I’ve just staggered out of the new, 4-hour GRE, and this email is your update on the revised test.
Everyone (and I mean everyone) was worried about this new test – ETS kept telling us it would be better, but ETS has been known to blow smoke in the past. My verdict: It’s better in some ways, about the same in others, and I’d say (for the most part) less awesome in ways that aren’t the end of the world.
The bad:
- It’s really long. Two 30-minute essays plus two 35-minute math sections plus two 30-minute verbal sections PLUS an experimental section (30 or 35 minutes). LONG! Almost 4 hours.
- Remember how before you might not ever have to deal with the super-hard questions? Super-hard is now in the mix for all test takers (more on this later).
- The math section now contains parabolas, more advanced standard deviation stuff, and a few weird expansions of some of our less-used concepts (like compound interest and permutations). The very hard math questions are the hardest I’ve ever seen on a GRE and harder than the really hard GMAT questions.
- They’ve extended the re-take period: you have to wait 60 days to take the new GRE a second time.
The neutral:
- There’s still vocab on the test. The vocab is still hard. But it’s more of a sentence completion type of hard than an analogies or antonyms hard.
- The new verbal question types should feel very familiar – they’re basically an expansion of sentence completion and reading comp (okay, so that last bit may fall under “bad” for some of you).
- Most of the math content is the same.
- The essays are exactly the same.
- There are new question types for both math and verbal, but I don’t think they’re harder question types, just different.
The good:
- Analogies and antonyms are gone!!!!
- There’s a smattering of a verbal question type that our GMAT students generally like, called Arguments (they’re called that on the GMAT, here they’re just called Reading Comp). They’re kind of fun.
- This is huge: they give you an on-screen calculator. It’s basic, but it’s nice to have.
- You can skip and go back to questions within a section.
- I think, on balance, that the verbal is somewhat more manageable and the math is equally good/bad. You can skip the monster math questions, which makes them less awful than if you couldn’t, and instead make up points on easier questions (see below re scoring).
- The scoring works totally differently. It’s an interesting mix of the old paper-and-pencil scoring and computer adaptive.

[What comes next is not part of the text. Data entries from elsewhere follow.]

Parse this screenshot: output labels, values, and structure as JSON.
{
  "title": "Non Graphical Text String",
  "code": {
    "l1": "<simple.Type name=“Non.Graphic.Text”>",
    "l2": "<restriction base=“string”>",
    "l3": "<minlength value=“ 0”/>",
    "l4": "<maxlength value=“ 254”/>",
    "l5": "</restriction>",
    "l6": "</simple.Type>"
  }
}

What that means is that each section is a non-adaptive mish-mash of questions, with level of difficulty all mixed up within the section. Every question is worth the same as every other question. So! You can choose to skip the awful hard ones and focus instead on the more manageable questions. This is really nice because….

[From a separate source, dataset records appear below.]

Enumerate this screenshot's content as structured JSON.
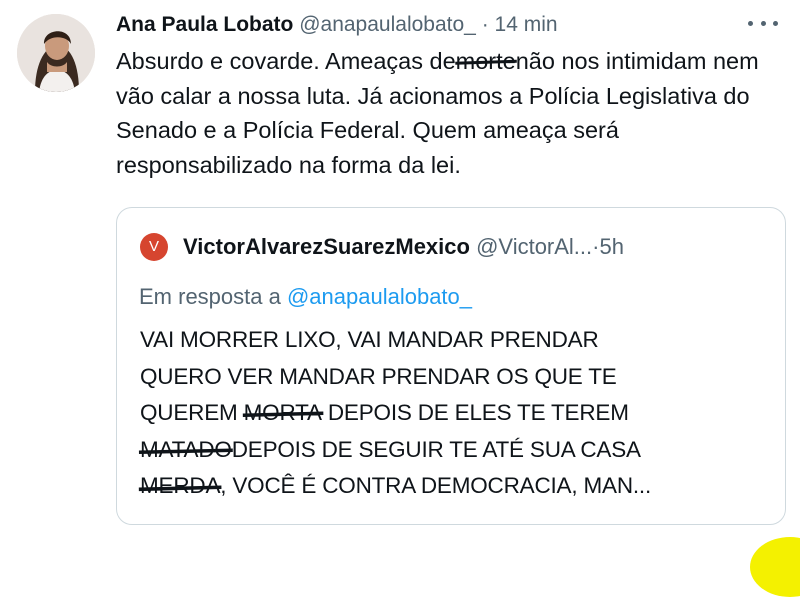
{
  "tweet": {
    "author_name": "Ana Paula Lobato",
    "handle": "@anapaulalobato_",
    "separator": "·",
    "time": "14 min",
    "text_part1": "Absurdo e covarde. Ameaças de",
    "struck_word": "morte",
    "text_part2": "não nos intimidam nem vão calar a nossa luta. Já acionamos a Polícia Legislativa do Senado e a Polícia Federal. Quem ameaça será responsabilizado na forma da lei."
  },
  "quoted_tweet": {
    "avatar_letter": "V",
    "author_name": "VictorAlvarezSuarezMexico",
    "handle": "@VictorAl...",
    "separator": "·",
    "time": "5h",
    "reply_prefix": "Em resposta a",
    "reply_to": "@anapaulalobato_",
    "line1": "VAI MORRER LIXO, VAI MANDAR PRENDAR",
    "line2": "QUERO VER MANDAR PRENDAR OS QUE TE",
    "line3_a": "QUEREM",
    "line3_struck": "MORTA",
    "line3_b": "DEPOIS DE ELES TE TEREM",
    "line4_struck": "MATADO",
    "line4_b": "DEPOIS DE SEGUIR TE ATÉ SUA CASA",
    "line5_struck": "MERDA",
    "line5_b": ", VOCÊ É CONTRA DEMOCRACIA, MAN..."
  },
  "icons": {
    "more": "more-horizontal-icon",
    "avatar": "profile-photo",
    "quoted_avatar_color": "#d6452f",
    "mention_color": "#1d9bf0"
  }
}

- We have GREAT techniques for this test, already ready to go. They’re a combo of the techniques you’ve seen (plugging in, for instance), and new ones that are really old ones from back when the GRE was a paper and pencil test.

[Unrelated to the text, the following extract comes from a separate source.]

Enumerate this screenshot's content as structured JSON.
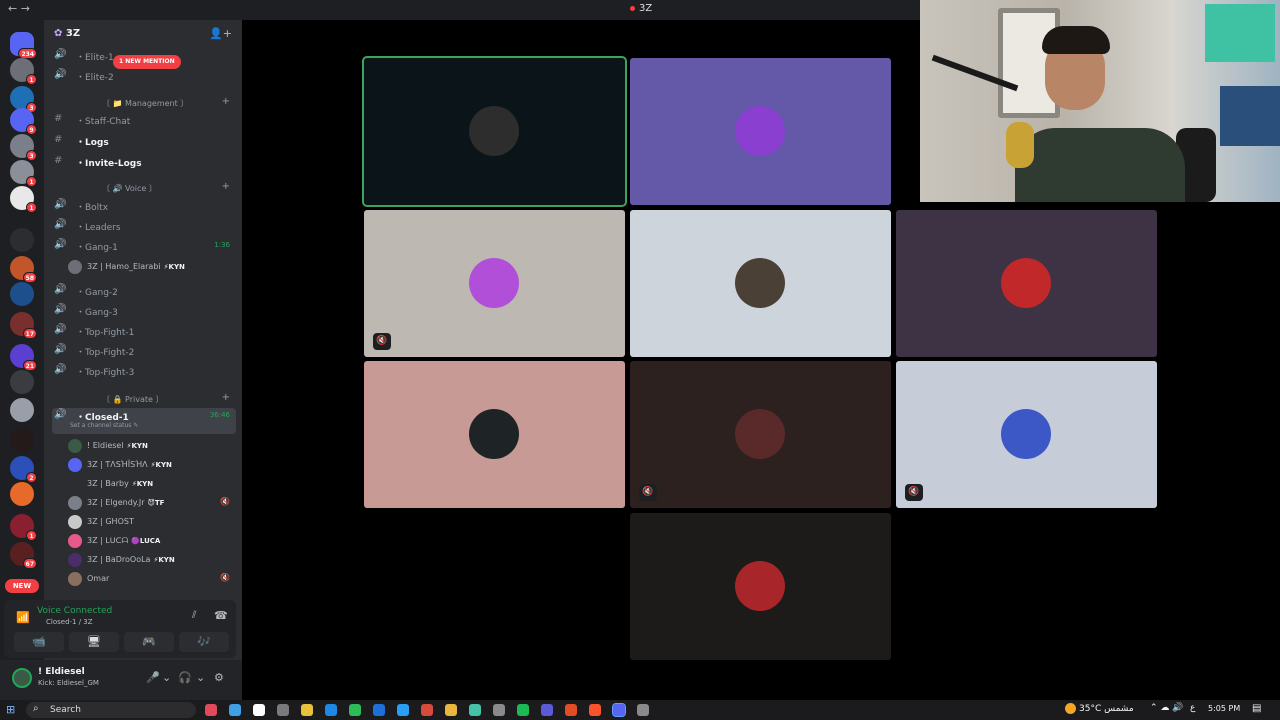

And finally: The test WILL give you an unofficial score! Now, don’t get too excited – it’s given as a range of 50 points (so it might say that you’ve scored between a 550 and a 600). But that’s still really nice – it lets you know whether you’re likely to need to take it again. Remember that any test you take between now and early November won’t be reported to schools until mid-November at the earliest. Anderson has announced that they’re willing to wait as long as the rest of your application is in on time. Check with other schools to see how they plan to handle this.